STAT 853 - Applications of Statistical Computing (4)

An introduction to computational methods in applied statistics. Topics can include: the bootstrap, Markov Chain Monte Carlo, EM algorithm, as well as optimization and matrix decompositions. Statistical applications will include frequentist and Bayesian model estimation, as well as inference for complex models. The theoretical motivation and application of computational methods will be addressed. Prerequisite: STAT 830 or equivalent or permission of instructor.

STAT 854 - Biometrics: Methods in Biomedical Studies (4)

Principles, methods and applications of basic statistical approaches in biomedical studies are presented. Topics include introduction to epidemiology; design of cohort and case-control studies; experimental versus observational data, and cross-sectional versus longitudinal studies; issues of confounding, causation and missing data; design of clinical trials; data monitoring and interim analysis. Prerequisite: STAT 450 or permission of the instructor.

STAT 855 - Lifetime Data Analysis (4)

Statistical methodology used in analysing failure time data. Likelihoods under various censoring patterns. Inference using parametric regression models including the exponential, Weibull, lognormal, generalized gamma distributions. Goodness-of-fit tests. The proportional hazards family, and inference under the proportional hazards model. Stratification and blocking in proportional hazards models. Time dependent covariates. Regression methods for grouped data. Prerequisite: STAT 450. Students with credit for STAT 806 may not take this course for further credit.

STAT 856 - Longitudinal Data Analysis (4)

Methods for the analysis of repeated measures, correlated outcomes and longitudinal data, including unbalanced and incomplete data sets, characteristic of biomedical research are covered. Topics include covariance pattern models, random or mixed-effects models, multilevel models, generalized estimating equations, inference for multistate processes and counting processes, and methods for handling missing data. Prerequisite: STAT 450 or permission of the instructor.
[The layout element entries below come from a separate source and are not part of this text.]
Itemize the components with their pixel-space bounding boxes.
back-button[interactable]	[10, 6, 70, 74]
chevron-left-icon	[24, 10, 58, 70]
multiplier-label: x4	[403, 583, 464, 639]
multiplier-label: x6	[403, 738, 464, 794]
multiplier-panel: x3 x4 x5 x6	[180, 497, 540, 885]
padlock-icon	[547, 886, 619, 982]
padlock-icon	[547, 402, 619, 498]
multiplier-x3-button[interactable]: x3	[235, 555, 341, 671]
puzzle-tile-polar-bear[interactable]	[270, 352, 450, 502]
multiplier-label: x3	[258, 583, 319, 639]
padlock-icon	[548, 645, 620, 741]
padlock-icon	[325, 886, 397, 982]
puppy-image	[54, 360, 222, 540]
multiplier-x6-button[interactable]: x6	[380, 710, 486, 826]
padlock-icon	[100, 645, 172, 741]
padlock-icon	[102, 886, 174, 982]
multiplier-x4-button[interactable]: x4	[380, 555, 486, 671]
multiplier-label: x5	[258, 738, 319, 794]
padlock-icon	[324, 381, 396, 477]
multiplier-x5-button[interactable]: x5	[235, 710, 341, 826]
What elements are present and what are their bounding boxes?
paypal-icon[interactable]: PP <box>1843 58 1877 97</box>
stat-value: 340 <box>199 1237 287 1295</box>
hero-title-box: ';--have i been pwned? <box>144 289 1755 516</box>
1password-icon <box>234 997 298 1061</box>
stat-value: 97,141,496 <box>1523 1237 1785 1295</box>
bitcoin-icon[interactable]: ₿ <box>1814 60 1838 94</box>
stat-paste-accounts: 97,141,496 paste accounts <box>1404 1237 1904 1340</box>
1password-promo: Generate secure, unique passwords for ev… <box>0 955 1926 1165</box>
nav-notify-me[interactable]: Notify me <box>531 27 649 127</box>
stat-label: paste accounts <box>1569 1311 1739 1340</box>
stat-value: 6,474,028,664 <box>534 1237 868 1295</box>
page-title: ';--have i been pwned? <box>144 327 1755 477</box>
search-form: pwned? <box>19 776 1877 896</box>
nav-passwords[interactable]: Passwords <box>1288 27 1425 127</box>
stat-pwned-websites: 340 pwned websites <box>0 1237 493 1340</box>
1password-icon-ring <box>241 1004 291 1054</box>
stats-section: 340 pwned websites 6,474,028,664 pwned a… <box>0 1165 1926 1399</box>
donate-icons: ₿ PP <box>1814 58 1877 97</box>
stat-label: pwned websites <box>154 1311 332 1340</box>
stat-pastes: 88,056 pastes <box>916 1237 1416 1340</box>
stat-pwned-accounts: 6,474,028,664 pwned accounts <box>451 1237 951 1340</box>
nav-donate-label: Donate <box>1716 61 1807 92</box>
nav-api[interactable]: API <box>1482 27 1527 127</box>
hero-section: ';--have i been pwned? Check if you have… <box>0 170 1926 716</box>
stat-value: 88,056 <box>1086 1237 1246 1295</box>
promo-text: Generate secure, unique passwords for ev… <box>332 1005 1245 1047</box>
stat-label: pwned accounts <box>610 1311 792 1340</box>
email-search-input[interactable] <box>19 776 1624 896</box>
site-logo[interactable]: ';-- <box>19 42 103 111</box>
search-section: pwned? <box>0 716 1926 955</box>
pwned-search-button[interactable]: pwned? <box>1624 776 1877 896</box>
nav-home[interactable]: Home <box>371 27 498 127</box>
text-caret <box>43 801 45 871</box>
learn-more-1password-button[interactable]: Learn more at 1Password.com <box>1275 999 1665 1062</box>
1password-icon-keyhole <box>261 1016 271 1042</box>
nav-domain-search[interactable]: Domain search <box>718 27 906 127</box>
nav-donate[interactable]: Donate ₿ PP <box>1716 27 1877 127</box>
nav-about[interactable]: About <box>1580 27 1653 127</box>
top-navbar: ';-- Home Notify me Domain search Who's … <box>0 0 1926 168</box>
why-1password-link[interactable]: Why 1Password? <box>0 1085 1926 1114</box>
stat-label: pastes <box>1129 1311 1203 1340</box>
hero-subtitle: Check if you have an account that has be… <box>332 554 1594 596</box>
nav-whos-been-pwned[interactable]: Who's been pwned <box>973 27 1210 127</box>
STAT 857 - Space-Time Models (4)

The theory and application of statistical approaches for the analysis of spatial and time dependent data. Topics will include: point pattern analysis, spatial autocorrelation analysis, geostatistics, lattice processes, modeling spatial count and binary data, spatio-temporal models and time series analysis. Prerequisite: STAT 830 or permission of the instructor.

STAT 880 - Co-op I

First term of work experience in the Co-operative Education Program. Graded on a satisfactory/unsatisfactory basis.

STAT 881 - Co-op II

Second term of work experience in the Co-operative Education Program. Graded on a satisfactory/unsatisfactory basis.

STAT 882 - Co-op III

Third term of work experience in the Co-operative Education Program. Graded on a satisfactory/unsatisfactory basis.

STAT 890 - Statistics: Selected Topics (4)

STAT 891 - Seminar (2)

A course to be team taught by current and visiting faculty and with topics chosen to match the interests of the students.

STAT 894 - Reading (2)

Equivalent Courses: MATH894.

STAT 895 - Reading (4)

Reading. Variable Units 1, 2, 3 or 4 units. Students who have credit for MATH 895 may not take STAT 895 for further credit.

STAT 897 - PhD Comprehensive Exam

Candidates must pass a general examination and may not complete the general exam more than twice. This exam is normally completed within two terms of initial PhD enrollment. Graded on a satisfactory/unsatisfactory basis. Prerequisite: STAT PhD students.

STAT 898 - MSc Project (6)

Students are required to submit and successfully defend a project based on a statistical analysis problem or on the development of new statistical methodology. The project is examined as a thesis and must be submitted to the library. Graded on a satisfactory/unsatisfactory basis.

STAT 899 - PhD Thesis (6)

Graded on a satisfactory/unsatisfactory basis.